- Jhander Khurd Location in Punjab, India Jhander Khurd Jhander Khurd (India)
- Coordinates: 31°13′06″N 75°54′20″E﻿ / ﻿31.2183847°N 75.9055552°E
- Country: India
- State: Punjab
- District: Shaheed Bhagat Singh Nagar

Government
- • Type: Panchayat raj
- • Body: Gram panchayat
- Elevation: 251 m (823 ft)

Population (2011)
- • Total: 823
- Sex ratio 440/383 ♂/♀

Languages
- • Official: Punjabi
- Time zone: UTC+5:30 (IST)
- PIN: 144505
- Telephone code: 01884
- ISO 3166 code: IN-PB
- Post office: Banga
- Website: nawanshahr.nic.in

= Jhander Khurd =

Jhander Khurd is a village in Shaheed Bhagat Singh Nagar district of Punjab State, India. Kalan is a Persian word for big and Khurd is a Persian word for small, when two villages have the same name they are distinguished by using Kalan or Khurd with the village name. It is located 10 km away from Banga, 24 km from Phagwara, 21 km from district headquarter Shaheed Bhagat Singh Nagar and 114 km from state capital Chandigarh. The village is administrated by Sarpanch an elected representative of the village.

== Demography ==
As of 2011, Jhander Khurd has a total number of 167 houses and population of 823 of which 440 include are males while 383 are females according to the report published by Census India in 2011. The literacy rate of Jhander Khurd is 80.50%, higher than the state average of 75.84%. The population of children under the age of 6 years is 69 which is 8.38% of total population of Jhander Khurd, and child sex ratio is approximately 1226 as compared to Punjab state average of 846.

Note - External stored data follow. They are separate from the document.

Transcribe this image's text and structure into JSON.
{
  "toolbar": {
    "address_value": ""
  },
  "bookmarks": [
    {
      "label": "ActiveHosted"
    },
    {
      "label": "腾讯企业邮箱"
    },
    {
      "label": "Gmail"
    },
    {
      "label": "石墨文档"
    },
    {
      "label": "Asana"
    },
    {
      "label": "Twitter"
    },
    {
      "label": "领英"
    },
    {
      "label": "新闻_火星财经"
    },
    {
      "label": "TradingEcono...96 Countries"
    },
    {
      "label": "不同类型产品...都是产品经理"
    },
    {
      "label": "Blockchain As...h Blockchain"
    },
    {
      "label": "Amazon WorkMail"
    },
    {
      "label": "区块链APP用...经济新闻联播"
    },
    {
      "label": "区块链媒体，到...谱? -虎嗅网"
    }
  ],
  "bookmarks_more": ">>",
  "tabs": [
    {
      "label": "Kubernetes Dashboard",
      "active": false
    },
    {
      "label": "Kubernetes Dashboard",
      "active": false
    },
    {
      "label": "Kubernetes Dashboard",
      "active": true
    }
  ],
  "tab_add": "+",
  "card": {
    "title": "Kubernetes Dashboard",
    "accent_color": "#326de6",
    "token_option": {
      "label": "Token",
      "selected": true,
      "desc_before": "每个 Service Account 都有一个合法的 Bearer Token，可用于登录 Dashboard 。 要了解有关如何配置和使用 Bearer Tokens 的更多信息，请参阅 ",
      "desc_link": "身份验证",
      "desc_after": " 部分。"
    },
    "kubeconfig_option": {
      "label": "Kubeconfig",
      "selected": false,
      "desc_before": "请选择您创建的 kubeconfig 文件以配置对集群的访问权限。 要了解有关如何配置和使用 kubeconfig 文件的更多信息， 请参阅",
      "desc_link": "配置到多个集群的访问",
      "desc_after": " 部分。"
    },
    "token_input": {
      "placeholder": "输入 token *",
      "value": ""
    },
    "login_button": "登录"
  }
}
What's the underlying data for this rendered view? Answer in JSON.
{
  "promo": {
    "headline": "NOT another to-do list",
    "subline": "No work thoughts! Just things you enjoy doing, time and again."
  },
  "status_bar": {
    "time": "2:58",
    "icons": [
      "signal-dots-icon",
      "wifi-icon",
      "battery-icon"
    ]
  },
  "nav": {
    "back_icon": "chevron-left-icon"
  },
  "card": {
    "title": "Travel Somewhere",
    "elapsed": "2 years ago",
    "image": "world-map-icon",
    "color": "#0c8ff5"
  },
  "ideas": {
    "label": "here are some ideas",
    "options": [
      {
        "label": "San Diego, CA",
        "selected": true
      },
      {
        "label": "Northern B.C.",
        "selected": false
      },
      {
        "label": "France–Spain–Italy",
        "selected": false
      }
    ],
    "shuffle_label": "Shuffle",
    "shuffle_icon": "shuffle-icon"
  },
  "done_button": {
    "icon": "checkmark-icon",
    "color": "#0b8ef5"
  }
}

Most of the people are from Schedule Caste which constitutes 64.28% of total population in Jhander Khurd. The town does not have any Schedule Tribe population so far.

As per the report published by Census India in 2011, 220 people were engaged in work activities out of the total population of Jhander Khurd which includes 205 males and 15 females. According to census survey report 2011, 100% workers describe their work as main work and 0% workers are involved in Marginal activity providing livelihood for less than 6 months.

== Education ==
Amardeep Singh Shergill Memorial college Mukandpur and Sikh National College Banga are the nearest colleges. Lovely Professional University is 28 km away from the village.

List of schools nearby:
- Govt High School, Jhander Kalan
- Sat Modern Public School, Mangat Dingrian
- Guru Teg Bahadur Model School, Behram
- Guru Ram Dass Public School, Cheta
- Lovely Public School, Pathlawa

== Transport ==
Banga railway station is the nearest train station however, Phagwara Junction railway station is 20.5 km away from the village. Sahnewal Airport is the nearest domestic airport which located 70 km away in Ludhiana and the nearest international airport is located in Chandigarh also Sri Guru Ram Dass Jee International Airport is the second nearest airport which is 137 km away in Amritsar.